Entitled 'SØLV' – Danish for silver – the exhibition collated works exploring the precious material's characteristics, specifically rendering it in hitherto unusual forms and channelling its inherent connections to the atmospheric light of the Nordic region. The show featured eight artists: Akiko Hoshina, Matthew Chambers, Hilda Hellström, Maria Bang, Stine Jespersen, Louise Hedegård Madsen, Manuel Canú and Tom Price.
Given the diverse collection of names, the offering was inevitably broad, from Hoshina's organic, almost Palaeolithic, trio of sculptures; through Jespersen's repetitiously abstracted wall-hangings; Madsen's rather delicate, bulbous floor installations; and the tactile, monolithic slabs set about the low-lit space by Price (himself afford 'headliner' status by the fact that his work is held in the San Francisco MoMA, Denver Art Museum and the Amore Pacific Museum of Art in Seoul, among many others).

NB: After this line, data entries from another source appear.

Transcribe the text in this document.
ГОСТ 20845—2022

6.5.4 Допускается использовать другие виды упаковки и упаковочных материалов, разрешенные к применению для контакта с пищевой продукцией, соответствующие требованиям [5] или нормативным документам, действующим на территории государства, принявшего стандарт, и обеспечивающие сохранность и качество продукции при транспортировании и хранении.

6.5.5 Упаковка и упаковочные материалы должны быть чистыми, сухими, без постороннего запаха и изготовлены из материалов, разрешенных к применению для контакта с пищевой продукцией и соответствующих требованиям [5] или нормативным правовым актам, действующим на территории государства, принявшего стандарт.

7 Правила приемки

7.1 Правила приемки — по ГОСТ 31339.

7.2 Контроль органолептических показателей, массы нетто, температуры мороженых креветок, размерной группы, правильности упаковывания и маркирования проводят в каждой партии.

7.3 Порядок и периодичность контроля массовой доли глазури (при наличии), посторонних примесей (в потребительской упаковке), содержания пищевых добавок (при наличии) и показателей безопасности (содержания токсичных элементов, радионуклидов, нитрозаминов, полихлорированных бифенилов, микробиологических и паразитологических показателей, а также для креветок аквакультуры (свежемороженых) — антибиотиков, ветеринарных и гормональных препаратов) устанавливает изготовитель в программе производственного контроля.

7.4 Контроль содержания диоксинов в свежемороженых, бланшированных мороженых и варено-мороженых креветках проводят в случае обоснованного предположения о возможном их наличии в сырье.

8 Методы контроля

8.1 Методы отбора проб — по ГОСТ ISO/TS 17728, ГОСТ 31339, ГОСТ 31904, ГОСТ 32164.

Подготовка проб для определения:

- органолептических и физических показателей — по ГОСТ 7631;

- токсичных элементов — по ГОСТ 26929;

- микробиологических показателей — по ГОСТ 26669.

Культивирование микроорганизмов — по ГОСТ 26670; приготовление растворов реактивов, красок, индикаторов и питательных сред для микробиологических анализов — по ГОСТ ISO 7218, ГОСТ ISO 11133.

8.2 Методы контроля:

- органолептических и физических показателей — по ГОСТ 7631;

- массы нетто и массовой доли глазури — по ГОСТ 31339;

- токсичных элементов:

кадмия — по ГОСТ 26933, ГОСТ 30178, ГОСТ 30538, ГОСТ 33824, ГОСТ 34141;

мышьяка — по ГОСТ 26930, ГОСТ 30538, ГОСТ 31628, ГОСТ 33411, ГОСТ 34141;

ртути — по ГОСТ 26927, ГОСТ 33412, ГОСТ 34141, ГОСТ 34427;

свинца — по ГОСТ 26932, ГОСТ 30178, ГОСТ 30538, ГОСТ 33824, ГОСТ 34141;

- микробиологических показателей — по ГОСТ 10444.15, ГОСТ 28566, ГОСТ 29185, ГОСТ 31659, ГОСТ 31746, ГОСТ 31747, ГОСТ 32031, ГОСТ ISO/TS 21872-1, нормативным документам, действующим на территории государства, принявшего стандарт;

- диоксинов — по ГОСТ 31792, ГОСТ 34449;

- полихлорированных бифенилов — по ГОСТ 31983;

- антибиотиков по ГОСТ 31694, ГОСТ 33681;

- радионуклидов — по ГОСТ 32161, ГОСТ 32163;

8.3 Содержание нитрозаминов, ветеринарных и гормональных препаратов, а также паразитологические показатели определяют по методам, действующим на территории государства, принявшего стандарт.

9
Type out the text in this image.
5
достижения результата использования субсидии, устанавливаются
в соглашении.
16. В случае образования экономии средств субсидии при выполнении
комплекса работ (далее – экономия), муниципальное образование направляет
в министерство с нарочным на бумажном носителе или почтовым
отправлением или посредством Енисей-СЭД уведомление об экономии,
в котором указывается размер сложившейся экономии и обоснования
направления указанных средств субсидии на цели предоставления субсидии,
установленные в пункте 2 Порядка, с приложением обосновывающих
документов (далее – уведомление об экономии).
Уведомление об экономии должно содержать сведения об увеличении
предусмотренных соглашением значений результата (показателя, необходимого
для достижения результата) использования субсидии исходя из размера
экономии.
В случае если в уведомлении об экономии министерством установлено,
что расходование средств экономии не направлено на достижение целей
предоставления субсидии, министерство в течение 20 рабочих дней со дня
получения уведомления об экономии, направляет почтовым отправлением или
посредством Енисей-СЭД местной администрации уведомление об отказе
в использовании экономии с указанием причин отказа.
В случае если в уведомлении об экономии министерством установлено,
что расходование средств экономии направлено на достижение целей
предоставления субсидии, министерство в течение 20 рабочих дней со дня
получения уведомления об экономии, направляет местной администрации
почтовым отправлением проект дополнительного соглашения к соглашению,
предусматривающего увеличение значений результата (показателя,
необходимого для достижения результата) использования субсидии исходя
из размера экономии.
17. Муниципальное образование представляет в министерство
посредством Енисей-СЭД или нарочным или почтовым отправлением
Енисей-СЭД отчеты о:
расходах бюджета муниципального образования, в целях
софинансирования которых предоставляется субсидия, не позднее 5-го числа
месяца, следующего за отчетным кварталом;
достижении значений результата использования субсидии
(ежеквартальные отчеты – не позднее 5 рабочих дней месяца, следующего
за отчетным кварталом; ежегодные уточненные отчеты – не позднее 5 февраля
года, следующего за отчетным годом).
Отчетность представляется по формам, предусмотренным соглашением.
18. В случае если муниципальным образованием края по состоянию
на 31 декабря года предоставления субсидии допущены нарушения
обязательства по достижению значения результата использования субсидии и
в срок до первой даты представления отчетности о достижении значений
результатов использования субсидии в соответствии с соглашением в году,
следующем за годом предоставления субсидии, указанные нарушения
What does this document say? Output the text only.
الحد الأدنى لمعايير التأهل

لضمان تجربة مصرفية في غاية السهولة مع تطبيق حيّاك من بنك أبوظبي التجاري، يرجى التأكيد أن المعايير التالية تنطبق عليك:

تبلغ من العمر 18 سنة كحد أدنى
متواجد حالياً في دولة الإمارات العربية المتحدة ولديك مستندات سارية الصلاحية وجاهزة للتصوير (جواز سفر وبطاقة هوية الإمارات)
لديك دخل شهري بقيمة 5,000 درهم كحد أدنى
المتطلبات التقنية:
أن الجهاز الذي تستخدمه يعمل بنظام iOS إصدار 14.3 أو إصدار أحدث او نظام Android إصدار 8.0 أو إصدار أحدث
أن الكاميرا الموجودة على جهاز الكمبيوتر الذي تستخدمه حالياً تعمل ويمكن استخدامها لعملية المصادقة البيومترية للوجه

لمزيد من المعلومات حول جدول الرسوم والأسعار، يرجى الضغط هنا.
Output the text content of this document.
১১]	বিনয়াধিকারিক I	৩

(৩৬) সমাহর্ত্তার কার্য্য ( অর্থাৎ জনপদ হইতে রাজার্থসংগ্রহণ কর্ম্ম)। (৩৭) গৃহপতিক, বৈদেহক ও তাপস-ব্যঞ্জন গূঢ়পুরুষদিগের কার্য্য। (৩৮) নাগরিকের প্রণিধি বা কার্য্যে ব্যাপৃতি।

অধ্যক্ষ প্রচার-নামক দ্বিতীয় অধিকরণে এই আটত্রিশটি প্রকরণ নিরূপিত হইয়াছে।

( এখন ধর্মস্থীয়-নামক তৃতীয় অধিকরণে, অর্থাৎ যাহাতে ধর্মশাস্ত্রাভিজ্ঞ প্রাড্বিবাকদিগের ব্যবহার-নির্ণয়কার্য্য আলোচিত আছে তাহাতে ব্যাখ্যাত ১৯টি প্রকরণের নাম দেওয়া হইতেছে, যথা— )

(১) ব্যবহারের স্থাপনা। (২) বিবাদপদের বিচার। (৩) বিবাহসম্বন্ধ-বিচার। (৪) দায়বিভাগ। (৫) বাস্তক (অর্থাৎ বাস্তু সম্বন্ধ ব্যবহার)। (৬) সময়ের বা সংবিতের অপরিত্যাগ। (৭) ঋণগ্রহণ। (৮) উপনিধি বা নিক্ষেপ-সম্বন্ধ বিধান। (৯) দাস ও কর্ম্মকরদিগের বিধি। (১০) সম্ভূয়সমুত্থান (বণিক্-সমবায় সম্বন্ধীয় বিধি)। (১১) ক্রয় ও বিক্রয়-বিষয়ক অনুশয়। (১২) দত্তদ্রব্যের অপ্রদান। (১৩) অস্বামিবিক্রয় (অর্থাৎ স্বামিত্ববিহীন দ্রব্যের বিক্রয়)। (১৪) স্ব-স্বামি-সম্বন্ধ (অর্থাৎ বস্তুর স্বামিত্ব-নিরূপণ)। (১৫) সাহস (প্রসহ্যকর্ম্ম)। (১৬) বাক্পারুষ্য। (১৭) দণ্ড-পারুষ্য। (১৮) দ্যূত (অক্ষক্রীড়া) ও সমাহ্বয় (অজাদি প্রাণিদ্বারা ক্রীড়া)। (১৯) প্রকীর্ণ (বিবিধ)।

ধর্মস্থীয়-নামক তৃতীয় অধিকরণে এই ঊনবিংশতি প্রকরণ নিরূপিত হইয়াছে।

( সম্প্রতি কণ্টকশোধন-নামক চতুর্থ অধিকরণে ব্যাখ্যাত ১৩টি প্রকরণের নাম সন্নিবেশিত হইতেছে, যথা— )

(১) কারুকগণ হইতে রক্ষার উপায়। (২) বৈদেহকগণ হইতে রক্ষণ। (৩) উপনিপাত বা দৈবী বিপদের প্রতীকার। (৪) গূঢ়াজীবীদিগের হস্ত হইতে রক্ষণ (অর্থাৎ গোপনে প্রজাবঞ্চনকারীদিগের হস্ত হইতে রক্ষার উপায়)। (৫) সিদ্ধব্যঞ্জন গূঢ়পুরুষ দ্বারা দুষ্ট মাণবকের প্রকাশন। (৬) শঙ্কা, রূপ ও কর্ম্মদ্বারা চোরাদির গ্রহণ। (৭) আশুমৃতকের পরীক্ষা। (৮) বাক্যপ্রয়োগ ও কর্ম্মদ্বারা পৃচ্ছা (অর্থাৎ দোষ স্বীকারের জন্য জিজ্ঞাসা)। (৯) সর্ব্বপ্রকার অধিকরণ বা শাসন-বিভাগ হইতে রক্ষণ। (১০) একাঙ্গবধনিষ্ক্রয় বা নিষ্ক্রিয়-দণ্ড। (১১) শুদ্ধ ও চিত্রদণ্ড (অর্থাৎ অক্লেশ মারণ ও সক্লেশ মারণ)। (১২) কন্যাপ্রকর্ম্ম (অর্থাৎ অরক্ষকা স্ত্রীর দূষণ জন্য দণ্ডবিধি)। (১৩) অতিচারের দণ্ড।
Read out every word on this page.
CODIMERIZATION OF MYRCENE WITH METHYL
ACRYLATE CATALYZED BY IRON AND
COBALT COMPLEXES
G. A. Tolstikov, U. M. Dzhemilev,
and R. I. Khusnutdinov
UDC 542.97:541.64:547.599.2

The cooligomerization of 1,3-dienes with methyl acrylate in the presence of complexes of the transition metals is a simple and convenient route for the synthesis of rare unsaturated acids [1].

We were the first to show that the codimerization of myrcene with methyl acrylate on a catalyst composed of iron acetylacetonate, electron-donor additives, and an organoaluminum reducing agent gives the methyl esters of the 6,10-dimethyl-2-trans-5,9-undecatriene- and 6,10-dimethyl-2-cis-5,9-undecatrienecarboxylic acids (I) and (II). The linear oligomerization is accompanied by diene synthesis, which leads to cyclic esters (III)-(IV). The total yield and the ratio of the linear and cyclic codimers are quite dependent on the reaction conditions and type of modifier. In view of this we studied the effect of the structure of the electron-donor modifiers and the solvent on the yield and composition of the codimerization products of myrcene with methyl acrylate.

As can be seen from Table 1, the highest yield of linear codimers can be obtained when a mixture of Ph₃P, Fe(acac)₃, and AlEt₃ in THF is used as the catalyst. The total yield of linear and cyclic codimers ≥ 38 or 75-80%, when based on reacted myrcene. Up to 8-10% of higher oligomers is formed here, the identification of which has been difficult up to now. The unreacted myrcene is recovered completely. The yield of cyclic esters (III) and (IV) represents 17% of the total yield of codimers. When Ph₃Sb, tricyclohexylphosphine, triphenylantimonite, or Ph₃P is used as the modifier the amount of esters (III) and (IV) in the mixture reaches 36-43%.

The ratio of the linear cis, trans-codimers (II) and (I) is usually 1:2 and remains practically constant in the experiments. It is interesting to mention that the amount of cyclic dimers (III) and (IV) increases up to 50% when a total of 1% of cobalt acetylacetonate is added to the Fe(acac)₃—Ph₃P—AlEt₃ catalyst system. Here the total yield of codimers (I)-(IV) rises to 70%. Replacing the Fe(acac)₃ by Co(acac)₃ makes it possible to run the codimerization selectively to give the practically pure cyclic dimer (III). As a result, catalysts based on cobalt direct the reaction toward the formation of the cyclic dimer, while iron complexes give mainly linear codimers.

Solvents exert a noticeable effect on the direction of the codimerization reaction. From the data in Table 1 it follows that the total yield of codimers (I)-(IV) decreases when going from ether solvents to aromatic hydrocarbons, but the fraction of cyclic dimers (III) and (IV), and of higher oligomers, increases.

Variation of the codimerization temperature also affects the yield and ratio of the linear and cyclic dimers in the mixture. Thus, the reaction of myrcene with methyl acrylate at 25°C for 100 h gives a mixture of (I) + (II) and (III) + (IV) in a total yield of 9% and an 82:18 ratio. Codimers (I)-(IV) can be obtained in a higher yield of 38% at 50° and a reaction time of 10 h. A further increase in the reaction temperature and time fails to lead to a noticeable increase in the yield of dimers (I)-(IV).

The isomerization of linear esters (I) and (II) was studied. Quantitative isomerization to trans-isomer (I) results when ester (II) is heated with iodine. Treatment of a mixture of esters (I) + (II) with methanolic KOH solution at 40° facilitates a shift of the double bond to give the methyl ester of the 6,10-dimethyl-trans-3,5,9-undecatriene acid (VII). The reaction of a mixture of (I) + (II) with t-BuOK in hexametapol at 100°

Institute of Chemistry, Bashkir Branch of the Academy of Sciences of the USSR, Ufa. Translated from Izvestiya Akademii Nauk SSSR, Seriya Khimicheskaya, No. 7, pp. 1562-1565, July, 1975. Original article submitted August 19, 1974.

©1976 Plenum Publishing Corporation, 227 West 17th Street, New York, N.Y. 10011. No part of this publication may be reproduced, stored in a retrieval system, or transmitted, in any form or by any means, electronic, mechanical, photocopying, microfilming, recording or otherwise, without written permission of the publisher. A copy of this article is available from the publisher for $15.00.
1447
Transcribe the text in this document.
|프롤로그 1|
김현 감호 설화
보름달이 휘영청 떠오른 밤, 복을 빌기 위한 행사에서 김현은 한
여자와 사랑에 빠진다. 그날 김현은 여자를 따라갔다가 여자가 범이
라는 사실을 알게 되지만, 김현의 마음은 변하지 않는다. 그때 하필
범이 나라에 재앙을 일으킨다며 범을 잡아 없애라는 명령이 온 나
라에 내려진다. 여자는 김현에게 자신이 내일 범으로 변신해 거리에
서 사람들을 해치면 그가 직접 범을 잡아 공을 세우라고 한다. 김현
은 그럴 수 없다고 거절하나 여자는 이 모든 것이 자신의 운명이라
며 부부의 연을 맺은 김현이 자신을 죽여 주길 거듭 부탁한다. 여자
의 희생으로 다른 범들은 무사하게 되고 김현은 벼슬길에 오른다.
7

Gold-Smidt Assembly is headed by Sissel Fuglsand-Smidt, a Copenhagen-based curator and creative consultant. 'Our focus is on distinctive stylish pieces that provide a dynamic visual experience,' explains the gallery of its remit. 'We work with skilled international artists and artisans who know how to extract untapped potential in familiar materials such as gold, textiles, ceramics, metal, anthracite, resin and tar'; an approach perfectly empahsised in this lustrous, and all too fleeting, exhibition.